Distinct molecular trajectories precede amyloid-β and tau pathology in Alzheimer’s disease

Alzheimer’s disease (AD) progresses over a prolonged preclinical phase marked by early amyloid-β pathology (Aβ), followed by tau spread and neurodegeneration. However, limited understanding of longitudinal, stage-specific molecular processes constrains therapeutic timing and patient stratification. Here, we reconstructed molecular trajectories across the AD continuum by integrating longitudinal cerebrospinal fluid (CSF) proteomics with Aβ and tau biomarkers from two independent cohorts. We identified distinct trajectories emerging prior to Aβ and tau conversion.
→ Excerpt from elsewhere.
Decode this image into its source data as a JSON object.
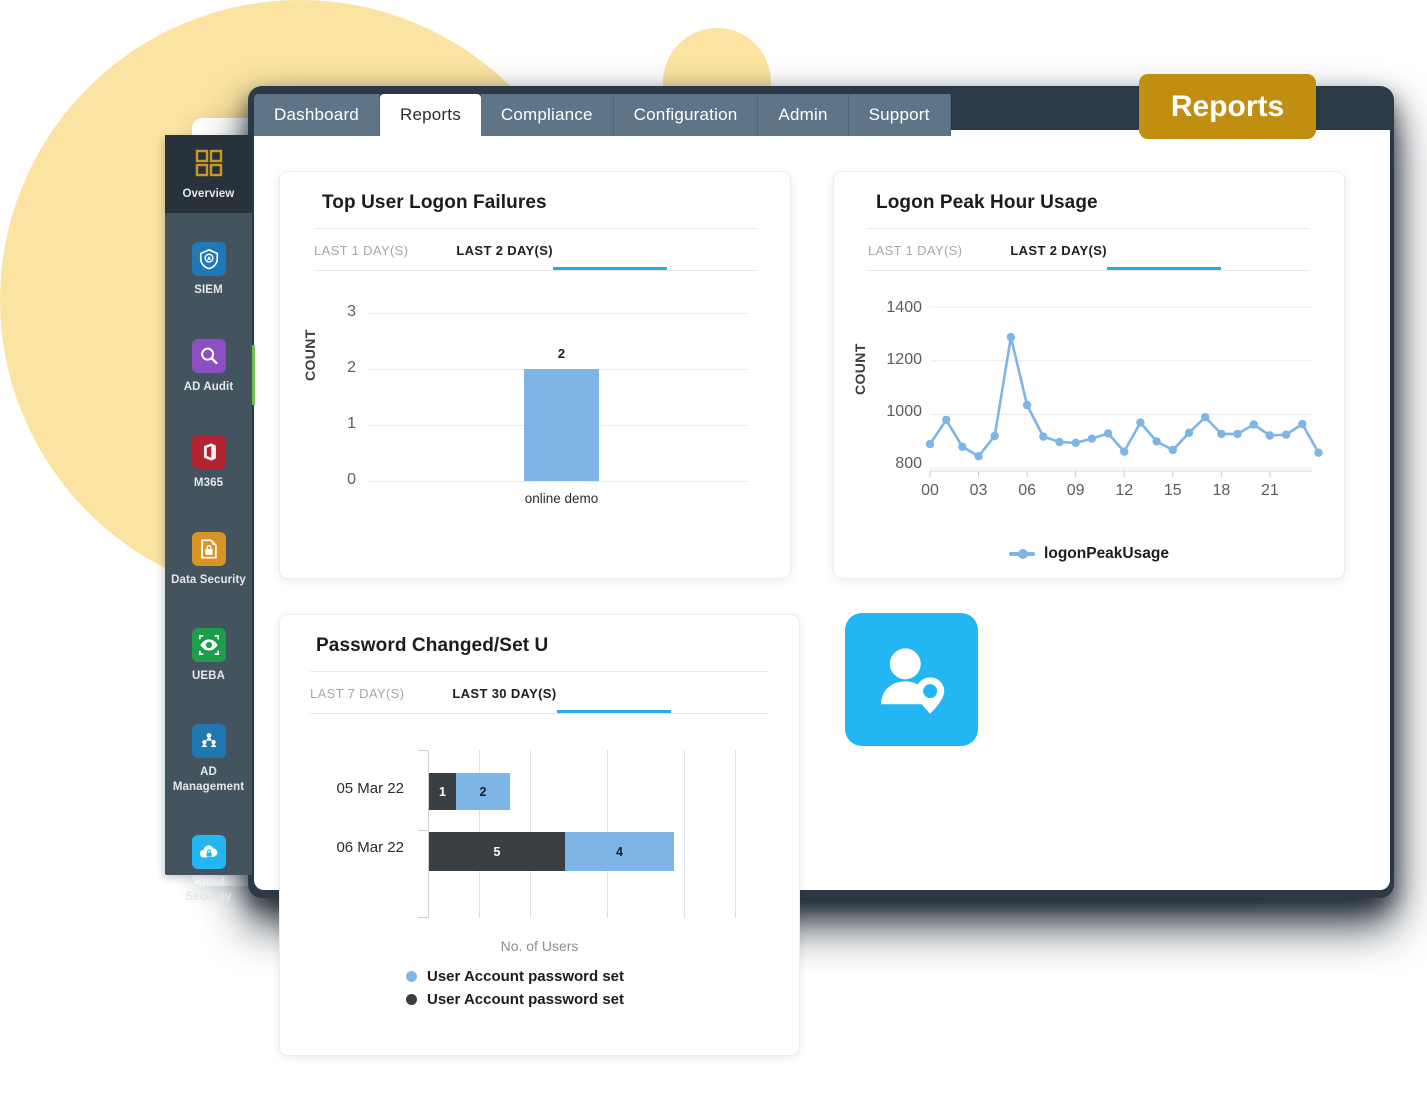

Preclinical Aβ-dominated transitions were characterized by immune- and lipid-associated programs, whereas tau-dominated transitions at the mild cognitive impairment stage were linked to synaptic, proteostatic, and autophagy-related signatures. These stage-specific trajectories predicted biomarker conversion, including from the preclinical, pre-Aβ stage. Longitudinal voxelwise analyses further revealed spatially distinct cortical Aβ and tau patterns corresponding to inflammatory and proteostatic-synaptic signatures. Together, these findings define temporally ordered molecular pathways underlying AD progression and inform stage-specific therapeutic strategies.